Though the obvious story was the researchers’ work with the moths, the overarching theme remained the multisensory beauty of nature. “Of course we are following the scientists’ work and we want to respect that, but we didn’t want to, at any point, get didactic about it, and for us, the visual and the cinematic potential of it was what was really charming. But at the same time, the science had to be woven in very gently because nobody wants to be preached to about any issue or about science… We wanted to keep the science just enough.” 

As we marvel at the valleys and ridges of this great expanse of forest land that is the Himalayas, then zero in on a rain-dappled moth sitting on a leaf, Dutta acknowledges the mystery of it all, both the great and small. “We know little about things of the world,” he says. “There is this idea that we humans know it all, and [that we] have the capacity to destroy it is true, but we know very little about this world.”

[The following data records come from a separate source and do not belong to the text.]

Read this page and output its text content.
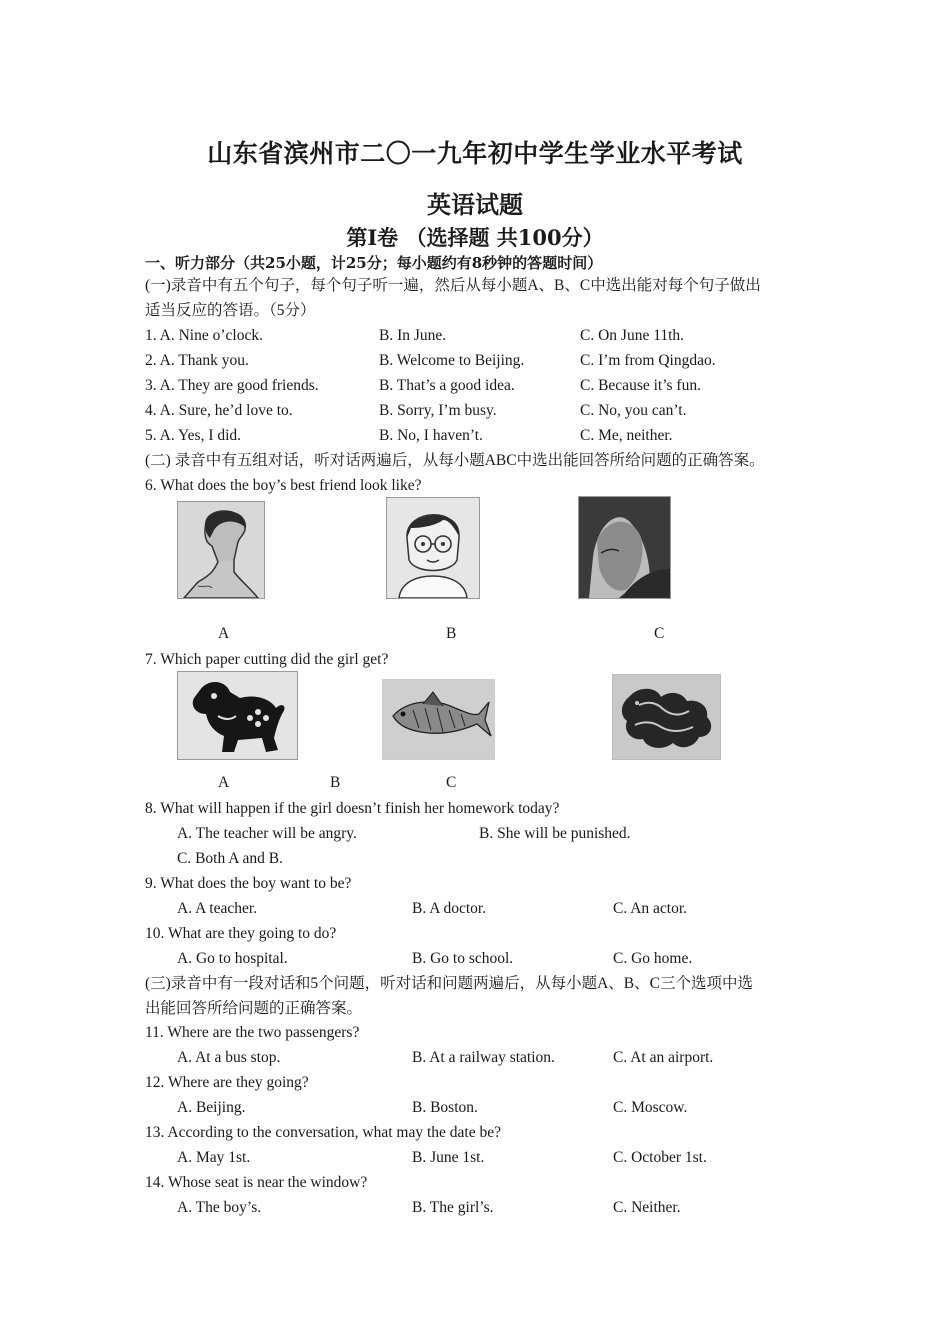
山东省滨州市二〇一九年初中学生学业水平考试
英语试题
第Ⅰ卷 （选择题 共100分）
一、听力部分（共25小题，计25分；每小题约有8秒钟的答题时间）
(一)录音中有五个句子，每个句子听一遍，然后从每小题A、B、C中选出能对每个句子做出
适当反应的答语。（5分）
1. A. Nine o’clock.	B. In June.	C. On June 11th.
2. A. Thank you.	B. Welcome to Beijing.	C. I’m from Qingdao.
3. A. They are good friends.	B. That’s a good idea.	C. Because it’s fun.
4. A. Sure, he’d love to.	B. Sorry, I’m busy.	C. No, you can’t.
5. A. Yes, I did.	B. No, I haven’t.	C. Me, neither.
(二) 录音中有五组对话，听对话两遍后，从每小题ABC中选出能回答所给问题的正确答案。
6. What does the boy’s best friend look like?
A	B	C
7. Which paper cutting did the girl get?
A	B	C
8. What will happen if the girl doesn’t finish her homework today?
A. The teacher will be angry.	B. She will be punished.
C. Both A and B.
9. What does the boy want to be?
A. A teacher.	B. A doctor.	C. An actor.
10. What are they going to do?
A. Go to hospital.	B. Go to school.	C. Go home.
(三)录音中有一段对话和5个问题，听对话和问题两遍后，从每小题A、B、C三个选项中选
出能回答所给问题的正确答案。
11. Where are the two passengers?
A. At a bus stop.	B. At a railway station.	C. At an airport.
12. Where are they going?
A. Beijing.	B. Boston.	C. Moscow.
13. According to the conversation, what may the date be?
A. May 1st.	B. June 1st.	C. October 1st.
14. Whose seat is near the window?
A. The boy’s.	B. The girl’s.	C. Neither.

What Dutta does know for certain, and wants us to know as well, is that the nature we see in Nocturnes is a gift. That people can hurt the world, and people can help. “This forest is very precious because the Indigenous community there… has given up their own land to create a buffer zone for the sanctuary,” he explains. “This is very special in India. All this diversity that we had the privilege to film is because of this immense work that the Indigenous community has done.”